Tag Archives: Linked In

Social Media and My Job

My job as a branding strategist is to help my clients get really clear on what they are selling and then to help them find new customers and increase loyalty from existing customers.  That is the bare bones mission of CYN WORKS.

I meet most of my clients through my interest in (okay, honestly, “obsession with”) fabric and sewing.  I meet my clients through guilds, associations, classes, field trips, sewing groups, online critique groups, friends, and referrals.  The thing I love most about CYN WORKS is that it enables me to interact with creative people on a very honest and personal level.   We collaborate on the language and the images that define their service or product.  Often, my clients become good friends, perhaps because we are enamored with the same ideas – creativity, invention, and mastery of a skill.  We work really hard and we laugh a lot.

In our work, there is a real passion about pushing one’s personal boundaries.  I insist that my clients use social media.  There is usually a learning curve.  The tools aren’t always intuitive, they’re crowded with tons of excess information, and using them feels like it takes time away from the business of running the business.  On top of learning how to use the tools, my clients don’t always want to spend 3-5 hours a week of intense creative energy coming up with fresh ideas to talk about on their blog, Facebook, Twitter, or Linked In.

Tough, right? So here are the reasons to use it anywayIn fact, I’ll intersperse images/links to people who are social media studs/stars!

Social media is a way of communicating.  Primarily, it IS “social.”   It’s about sharing ideas, connecting, chatting, and being a good listener.

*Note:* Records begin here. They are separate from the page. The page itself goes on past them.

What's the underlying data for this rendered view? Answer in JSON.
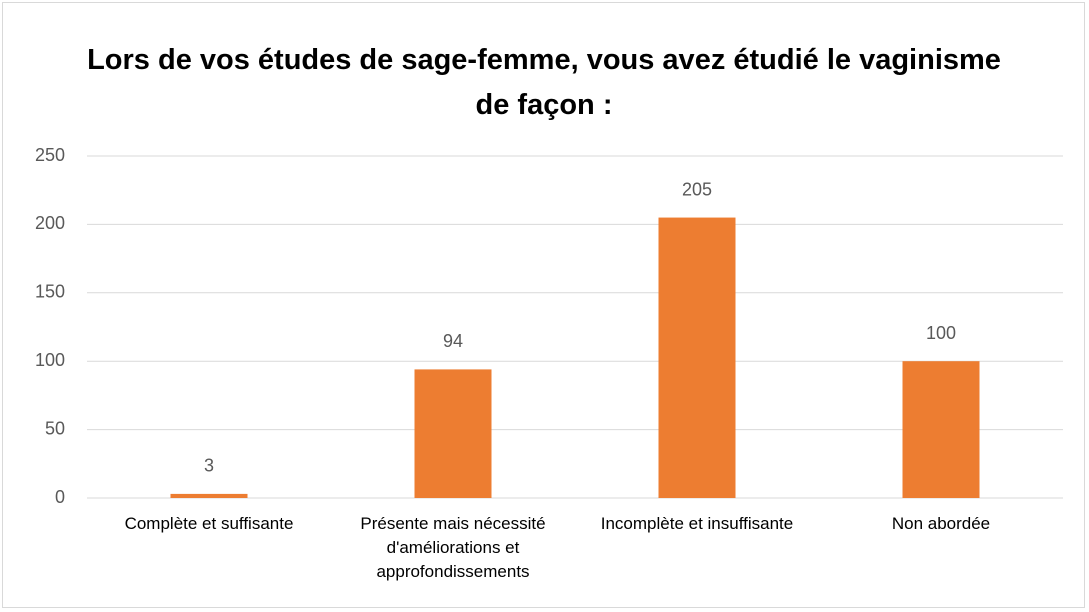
{
  "chart_data": {
    "type": "bar",
    "title": "Lors de vos études de sage-femme, vous avez étudié le vaginisme de façon :",
    "categories": [
      "Complète et suffisante",
      "Présente mais nécessité d'améliorations et approfondissements",
      "Incomplète et insuffisante",
      "Non abordée"
    ],
    "values": [
      3,
      94,
      205,
      100
    ],
    "color": "#ed7d31",
    "ylim": [
      0,
      250
    ],
    "yticks": [
      0,
      50,
      100,
      150,
      200,
      250
    ],
    "grid": true
  }
}
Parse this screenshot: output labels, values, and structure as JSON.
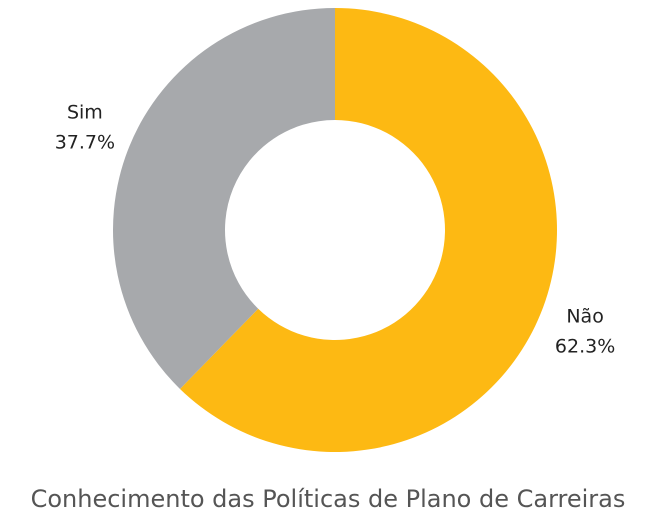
{
  "chart_data": {
    "type": "donut",
    "title": "Conhecimento das Políticas de Plano de Carreiras",
    "categories": [
      "Não",
      "Sim"
    ],
    "values": [
      62.3,
      37.7
    ],
    "value_labels": [
      "62.3%",
      "37.7%"
    ],
    "colors": [
      "#FDB913",
      "#A7A9AC"
    ]
  }
}
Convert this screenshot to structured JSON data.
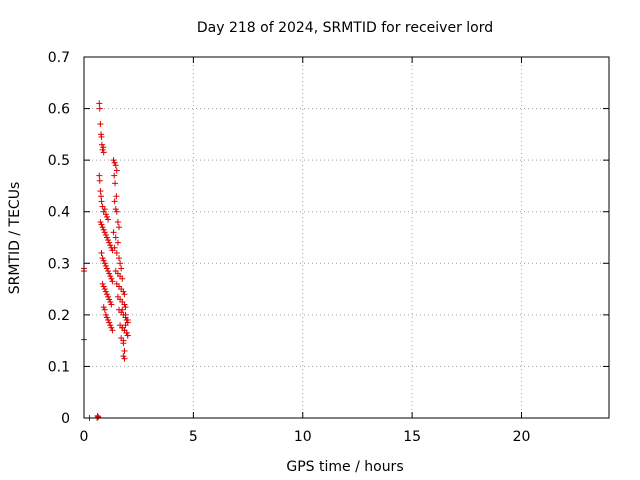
{
  "chart_data": {
    "type": "scatter",
    "title": "Day 218 of 2024, SRMTID for receiver lord",
    "xlabel": "GPS time / hours",
    "ylabel": "SRMTID / TECUs",
    "xlim": [
      0,
      24
    ],
    "ylim": [
      0,
      0.7
    ],
    "x_ticks": [
      0,
      5,
      10,
      15,
      20
    ],
    "x_tick_labels": [
      "0",
      "5",
      "10",
      "15",
      "20"
    ],
    "y_ticks": [
      0,
      0.1,
      0.2,
      0.3,
      0.4,
      0.5,
      0.6,
      0.7
    ],
    "y_tick_labels": [
      "0",
      "0.1",
      "0.2",
      "0.3",
      "0.4",
      "0.5",
      "0.6",
      "0.7"
    ],
    "grid": true,
    "marker": "+",
    "color": "#dd0000",
    "series": [
      {
        "name": "SRMTID",
        "x": [
          0.0,
          0.0,
          0.0,
          0.25,
          0.6,
          0.65,
          0.62,
          0.7,
          0.72,
          0.75,
          0.78,
          0.8,
          0.82,
          0.85,
          0.88,
          0.9,
          0.7,
          0.72,
          0.75,
          0.78,
          0.8,
          0.85,
          0.9,
          0.95,
          1.0,
          1.05,
          1.1,
          0.75,
          0.8,
          0.85,
          0.9,
          0.95,
          1.0,
          1.05,
          1.1,
          1.15,
          1.2,
          1.25,
          1.3,
          0.8,
          0.85,
          0.9,
          0.95,
          1.0,
          1.05,
          1.1,
          1.15,
          1.2,
          1.25,
          1.3,
          0.85,
          0.9,
          0.95,
          1.0,
          1.05,
          1.1,
          1.15,
          1.2,
          1.25,
          0.9,
          0.95,
          1.0,
          1.05,
          1.1,
          1.15,
          1.2,
          1.25,
          1.3,
          1.35,
          1.4,
          1.45,
          1.5,
          1.38,
          1.42,
          1.48,
          1.4,
          1.45,
          1.5,
          1.55,
          1.6,
          1.35,
          1.45,
          1.55,
          1.4,
          1.5,
          1.6,
          1.65,
          1.7,
          1.45,
          1.55,
          1.65,
          1.75,
          1.5,
          1.6,
          1.7,
          1.8,
          1.85,
          1.55,
          1.65,
          1.75,
          1.85,
          1.9,
          1.6,
          1.7,
          1.8,
          1.9,
          1.95,
          2.0,
          1.65,
          1.75,
          1.85,
          1.95,
          2.0,
          1.7,
          1.8,
          1.9,
          2.0,
          1.75,
          1.85,
          1.95,
          1.8,
          1.85,
          1.9,
          2.0,
          1.8,
          1.85,
          1.75
        ],
        "y": [
          0.29,
          0.285,
          0.152,
          0.0,
          0.0,
          0.002,
          0.004,
          0.61,
          0.6,
          0.57,
          0.55,
          0.545,
          0.53,
          0.52,
          0.525,
          0.515,
          0.47,
          0.46,
          0.44,
          0.43,
          0.42,
          0.41,
          0.4,
          0.405,
          0.395,
          0.39,
          0.385,
          0.38,
          0.375,
          0.37,
          0.365,
          0.36,
          0.355,
          0.35,
          0.345,
          0.34,
          0.335,
          0.33,
          0.325,
          0.32,
          0.31,
          0.305,
          0.3,
          0.295,
          0.29,
          0.285,
          0.28,
          0.275,
          0.27,
          0.265,
          0.26,
          0.255,
          0.25,
          0.245,
          0.24,
          0.235,
          0.23,
          0.225,
          0.22,
          0.215,
          0.21,
          0.2,
          0.195,
          0.19,
          0.185,
          0.18,
          0.175,
          0.17,
          0.5,
          0.495,
          0.49,
          0.48,
          0.47,
          0.455,
          0.43,
          0.42,
          0.405,
          0.4,
          0.38,
          0.37,
          0.36,
          0.35,
          0.34,
          0.33,
          0.32,
          0.31,
          0.3,
          0.29,
          0.285,
          0.28,
          0.275,
          0.27,
          0.26,
          0.255,
          0.25,
          0.245,
          0.24,
          0.235,
          0.23,
          0.225,
          0.22,
          0.215,
          0.21,
          0.205,
          0.2,
          0.195,
          0.19,
          0.185,
          0.18,
          0.175,
          0.17,
          0.165,
          0.16,
          0.155,
          0.15,
          0.2,
          0.19,
          0.175,
          0.17,
          0.165,
          0.145,
          0.13,
          0.18,
          0.16,
          0.12,
          0.115,
          0.21
        ]
      }
    ]
  }
}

  • It’s a bar without the late nights, dirty bathrooms, or hangovers.
  • The object is to create a place for a dialog between you and someone you want a relationship with.
  • Through social media, you may be talking to a prospective client, a curator, a collector, or maybe another artist or professional you’d like to collaborate with.

So with all the benefits, why do I still get drag from clients?

What I’m realizing is, there is a disconnect between people who have a natural affinity for social media and those who do not.  People who have an affinity (like me) usually have histories of working in PR back in the old-school “press release / newspaper / beg-a-journalist-to-write-a-positive-sentence-about-your-company-and-its-products” era.  My marketing team used to sweat over crafting the perfect 300-word press release, then call the local papers, mags & biz journals to convince the editors that our news was absolutely beneficial to the community and not simply self-serving.

We would spin any event – a sale, a new employee, a new product, a training seminar, helping a neighbor, a donation to a charity, participation in someone else’s charity – just to get some press coverage with our name in the paper.  It was brutal.  Sometimes it was humiliating.  We’d spend hours to get a mention, and then the paper would misquote us or misspell a key participant’s name.  Monday mornings at the office brought a sort of dread – what could have gone wrong?  It seemed sometimes there was more planning for CYA than celebration.

Entrepreneurs who don’t have a natural affinity for social media are usually the folks who didn’t have to think about PR or advertising in their past careers.  They usually worked in operations roles, focused on making the company fiscally sound, the product exceptional, and the growth scalable.  These people are very often project- and finance-oriented.  So when they start their own businesses, they’re not accustomed to having to create a new sales pitch every day.

Because that’s what social media requires.  It means looking at your product and coming up with a new “wow,” a new angle on how it benefits the consumer, every day.

  • You have to be enthusiastic.
  • You have to be fresh.
  • Your message works best when it brings in an element of fun.

And social media has this modernist slant on commerce that you have to sell without selling.  Yes, it’s okay to broadcast a very special offer to your very special customers.  But if every message comes on sales pitch, your consumers are going to turn you off, unfollow you, and delete you from their Facebook favorites.

The tools are expanding exponentially and always changing.  A new way of communicating is invented, tested, attracts participants, becomes oversaturated, and gets discarded as it is devoured by the next new thing.  It’s exciting to figure out how to use these tools to share your business’s message with people who might help you grow!

In fact, an article I wrote about using social media to grow one’s art business was published in the most recent Studio Art Quilt Association (SAQA) Journal.  Want to read it?  Download the PDF here!

And in the meantime, ask yourself:

  • Am I using all of the tools available to help my business grow?
  • Am I embracing social media or am I getting tripped up in hesitations of my own invention?
  • If I don’t embrace social media, what methods will I use to get the publicity I need for my business?